I noted that I loved the image presented in the third and fourth stanzas of the poem – that the moon was like a woman’s head chopped from a guillotine (and had “Slid carelessly away”) – but something else that jumped out at me was the eighth stanza, particularly the word “privilege”: “The privilege to scrutinize / Was scarce opon my Eyes / When, with a Silver practise / She vaulted out of Gaze.
This thought – that it was a privilege to see the beauty of the moon – called to mind the poem I’d posted earlier in the week, “The Moon was but a chin of gold.” In that poem, in the fourth stanza, Dickinson writes “And what a privilege to / But the remotest star” in the same heavens as the beautiful moon!
A little more on these two poems tomorrow, and then I'll move on to the sun! ; )

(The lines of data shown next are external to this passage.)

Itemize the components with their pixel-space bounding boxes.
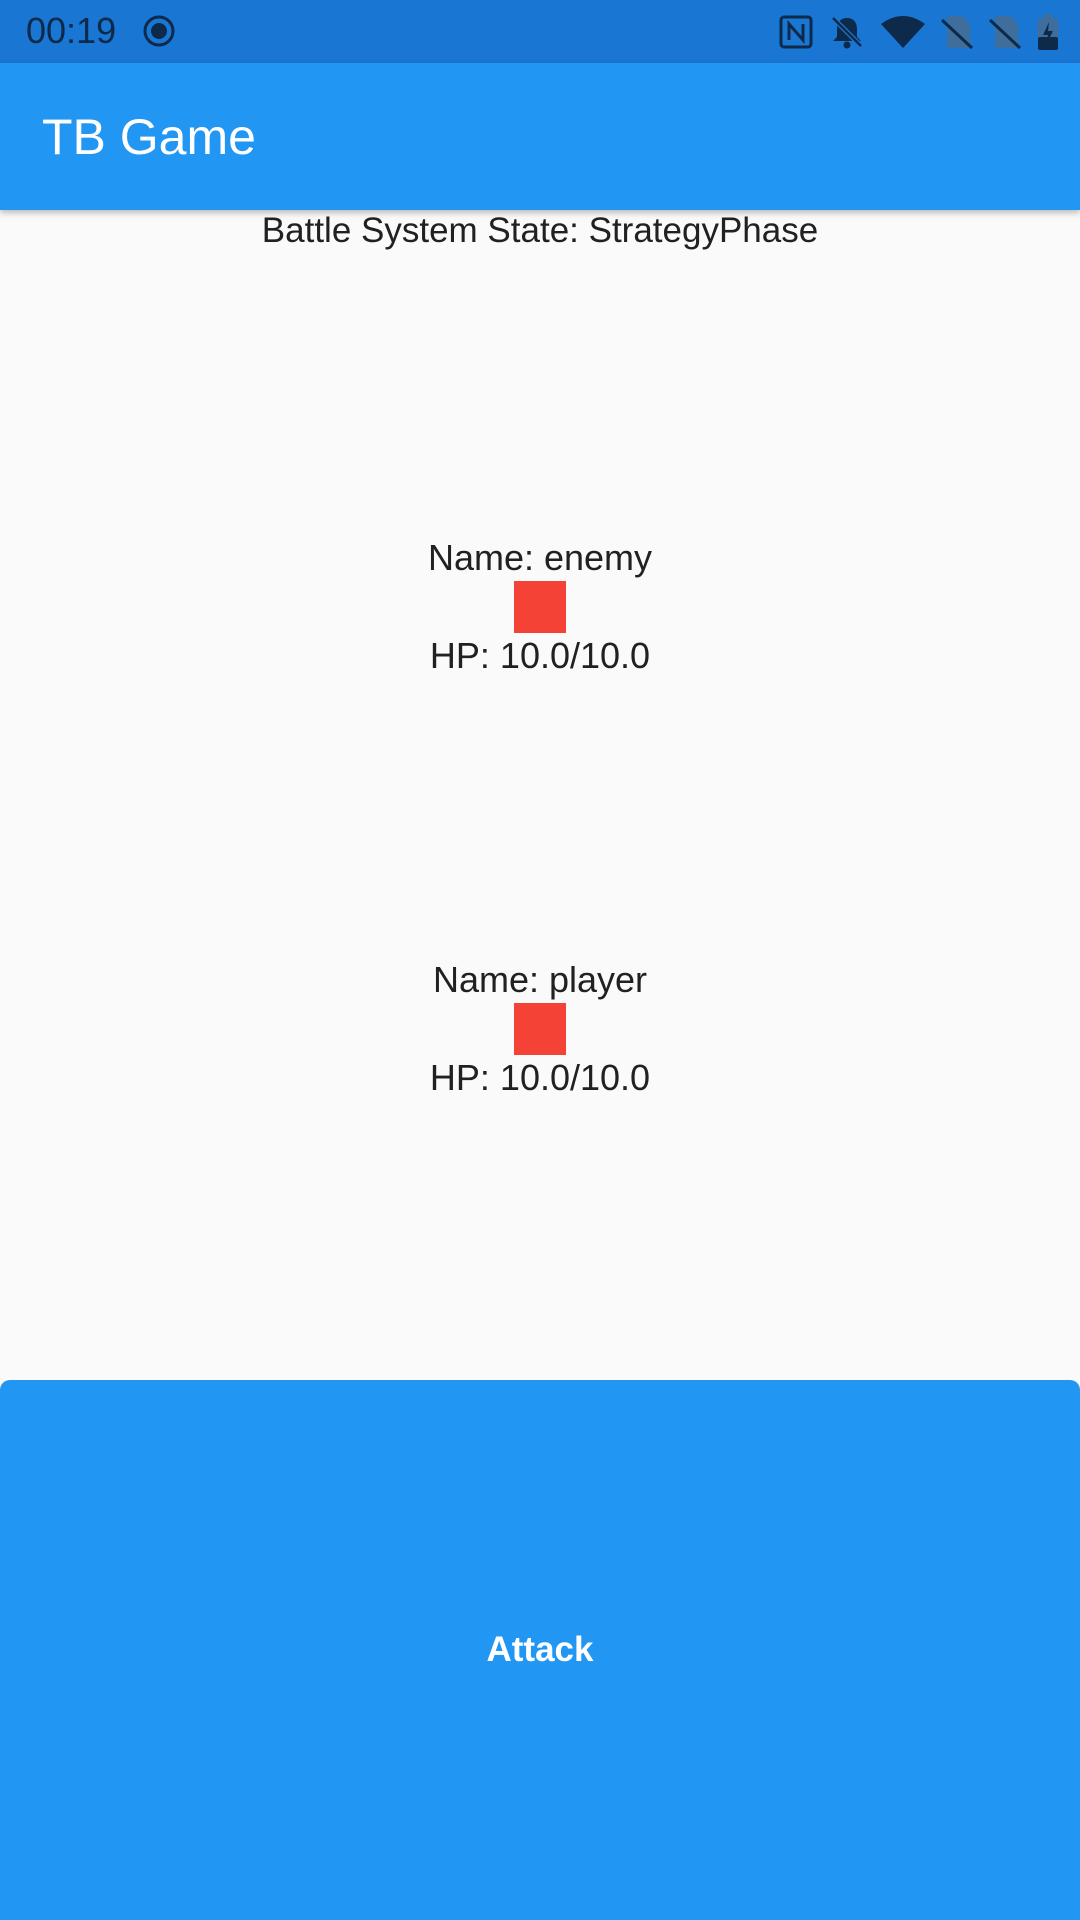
app-title: TB Game [42,109,256,165]
notifications-off-icon [828,14,866,50]
battle-state-text: Battle System State: StrategyPhase [261,211,819,250]
no-sim-icon [988,14,1022,50]
attack-button-label: Attack [486,1630,594,1669]
status-icons [778,10,1060,54]
player-card: Name: player HP: 10.0/10.0 [0,957,1080,1101]
attack-button[interactable]: Attack [0,1380,1080,1920]
player-hp: HP: 10.0/10.0 [429,1057,651,1098]
record-icon [142,14,176,48]
wifi-icon [880,14,926,50]
app-bar: TB Game [0,63,1080,210]
enemy-sprite [514,581,566,633]
enemy-hp: HP: 10.0/10.0 [429,635,651,676]
battery-charging-icon [1036,13,1060,51]
status-bar: 00:19 [0,0,1080,63]
enemy-card: Name: enemy HP: 10.0/10.0 [0,535,1080,679]
no-sim-icon [940,14,974,50]
player-sprite [514,1003,566,1055]
enemy-name: Name: enemy [427,537,653,578]
player-name: Name: player [432,959,648,1000]
nfc-icon [778,14,814,50]
status-time: 00:19 [26,10,117,51]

Due to last week’s Super Blue Moon, I recently posted two of Dickinson’s poems which use both the words “blue” and “moon” (though not together as in “blue moon”): “The Moon was but a chin of gold” and “I watched the Moon around the house.”
In addition to the favorite stanzas and images I’ve already mentioned, I also love that final stanza that relates what came next in “I watched the Moon around the house”: after spying the moon through window panes at night – when “with a Silver practise / She vaulted out of Gaze” – Dickinson later “met her on a Cloud / Myself too far below / To follow her superior Road / Or its advantage—Blue.”
It seems now, at the end of the poem, she is watching the moon perched in the blue sky of a sunny day – and I also realized that both of these poems which include both “blue” and “moon” ended with the word “blue.” Nothing of significance there, but I thought it was an interesting coincidence.
I also looked into the word “privilege” – since in both of the poems she stated that it was a privilege to view the beauty of the moon. It turns out that Dickinson used the word “privilege” in 23 different poems. And guess what? Of those 23 different poems with “privilege,” only two of them mention the moon – these same two poems!
None of the other “privilege” poems jumped out at me as particularly well-known in Dickinson’s poetry, so tomorrow I’ll move on from the moon to the sun (the word “sun” appears in about 165 poems – plus four more with “sunny”) – and I’ll share one of my favorite poems about the sun!